The business model determines whether financial assets are managed to realize cash flows through collection of contractual cash flows, or through both collection and sales, impacting their classification and measurement . Assets in the former scenario, especially under amortized cost, focus on yield from cash flows, while the latter allows for more frequent fair value adjustments through other comprehensive income, integrating trading and liquidity considerations into asset measurement .

Financial assets at amortized cost are initially measured at fair value and subsequently adjusted for the cumulative amortization of any premium or discount, less any impairment losses . Conversely, assets measured at fair value through profit or loss are consistently marked to market, with gains and losses recognized immediately in profit or loss . Those at fair value through other comprehensive income involve measurement at fair value, but unrealized gains and losses are initially recognized in other comprehensive income rather than profit or loss .

Debt securities offer a defined creditor relationship with fixed income, maturity, and repayment schedules, presenting lower risk but limited growth potential for investors . Equity securities represent ownership stakes, yielding dividends and potential capital appreciation, accompanied by higher volatility and risk but greater opportunities for substantial returns . Investors need to align their risk tolerance and income expectations with these characteristics.

Unrealized gains and losses on financial assets measured at fair value directly alter financial statements, with impacts depending on the measurement category . For fair value through profit or loss, these changes flow through the profit and loss statement, affecting net income . For fair value through other comprehensive income, they adjust equity via changes in other comprehensive income without immediate impact on profit or loss, providing broader fiscal insight into asset performance .

An entity seeking long-term investment in equity without immediate gains impact might classify under fair value through other comprehensive income, reevaluating risk tolerance and dividend expectations . This choice also involves considering market conditions, cash flow stability, and capital management strategies as these classifications allow incremental revaluation with minimized immediate income statement effects .
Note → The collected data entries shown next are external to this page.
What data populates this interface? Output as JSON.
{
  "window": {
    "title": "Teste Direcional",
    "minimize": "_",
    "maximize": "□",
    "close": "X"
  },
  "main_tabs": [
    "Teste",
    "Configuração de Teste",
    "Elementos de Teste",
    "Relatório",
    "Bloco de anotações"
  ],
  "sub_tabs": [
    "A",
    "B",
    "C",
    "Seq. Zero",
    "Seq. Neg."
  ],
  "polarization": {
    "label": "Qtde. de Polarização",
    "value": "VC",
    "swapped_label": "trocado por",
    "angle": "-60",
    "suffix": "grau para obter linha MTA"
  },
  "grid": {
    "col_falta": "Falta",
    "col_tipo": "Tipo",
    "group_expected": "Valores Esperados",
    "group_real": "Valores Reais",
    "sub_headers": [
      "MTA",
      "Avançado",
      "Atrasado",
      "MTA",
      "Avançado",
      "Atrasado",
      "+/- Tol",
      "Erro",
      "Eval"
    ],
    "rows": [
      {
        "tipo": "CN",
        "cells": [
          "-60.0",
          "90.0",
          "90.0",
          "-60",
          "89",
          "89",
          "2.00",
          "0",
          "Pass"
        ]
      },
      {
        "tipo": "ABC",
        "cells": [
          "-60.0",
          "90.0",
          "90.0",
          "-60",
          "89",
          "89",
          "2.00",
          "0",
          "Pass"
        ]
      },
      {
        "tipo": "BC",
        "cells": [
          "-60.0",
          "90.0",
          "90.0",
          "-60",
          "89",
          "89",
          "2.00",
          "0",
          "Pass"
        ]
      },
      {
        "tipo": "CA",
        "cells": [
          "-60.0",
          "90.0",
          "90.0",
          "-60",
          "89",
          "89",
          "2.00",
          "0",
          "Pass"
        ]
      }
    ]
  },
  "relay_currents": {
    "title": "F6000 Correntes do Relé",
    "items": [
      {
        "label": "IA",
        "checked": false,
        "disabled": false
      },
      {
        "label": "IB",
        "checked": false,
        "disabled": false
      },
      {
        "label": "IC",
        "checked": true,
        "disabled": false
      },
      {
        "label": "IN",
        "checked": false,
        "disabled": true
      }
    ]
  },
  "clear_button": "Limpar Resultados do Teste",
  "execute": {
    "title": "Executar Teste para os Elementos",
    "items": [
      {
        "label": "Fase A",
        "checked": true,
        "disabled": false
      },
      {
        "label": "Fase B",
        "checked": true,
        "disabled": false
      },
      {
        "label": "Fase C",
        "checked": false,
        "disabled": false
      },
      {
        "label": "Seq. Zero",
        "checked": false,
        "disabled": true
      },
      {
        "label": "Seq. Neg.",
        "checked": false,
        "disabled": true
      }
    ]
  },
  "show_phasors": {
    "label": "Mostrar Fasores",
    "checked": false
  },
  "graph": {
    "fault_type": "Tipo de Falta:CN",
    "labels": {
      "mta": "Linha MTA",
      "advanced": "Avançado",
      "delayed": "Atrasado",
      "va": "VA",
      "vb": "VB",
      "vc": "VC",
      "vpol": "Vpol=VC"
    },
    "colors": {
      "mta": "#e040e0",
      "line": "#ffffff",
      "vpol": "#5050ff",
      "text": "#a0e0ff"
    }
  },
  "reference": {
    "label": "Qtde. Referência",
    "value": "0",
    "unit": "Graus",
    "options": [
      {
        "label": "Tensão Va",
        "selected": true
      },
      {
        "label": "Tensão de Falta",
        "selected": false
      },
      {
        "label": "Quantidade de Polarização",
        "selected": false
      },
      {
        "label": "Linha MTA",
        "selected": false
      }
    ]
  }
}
Financial assets held for trading are intended for short-term profit maximization, leading to a more aggressive financial strategy with higher liquidity but also increased volatility and risk due to frequent revaluation . In contrast, equity investments held at fair value through other comprehensive income align with a strategy focused on long-term growth and stability, as gains and losses do not immediately impact profit and loss but affect other comprehensive income instead . This can stabilize earnings reports, providing a more consistent financial outlook.

A financial asset may be classified under fair value through profit or loss if it is designated as such irrevocably upon initial recognition, or if it does not meet the criteria for amortized cost or fair value through other comprehensive income categories . This includes assets meant for trading or those that embody derivatives, whose purpose revolves around rapid turnover and capturing market gains .

The maturity date significantly affects a debt security's valuation and attractiveness by determining the time frame for risk exposure and return realization . Shorter maturities generally offer lower yields with reduced risk, attracting those seeking stability, whereas longer maturities might present higher yields reflecting increased risk and market uncertainty . Investors bridge these elements to align with specific time horizons and risk preferences.

Derecognition in managing financial assets at fair value through profit or loss involves removing an asset from the entity's balance sheet due to the end of control over the said asset . Its implications include recognizing any resultant gain or loss in profit or loss, representing the financial conclusion of the transaction and significantly influencing the entity's immediate financial results . This process can help entities streamline their asset portfolios and liquidity positions.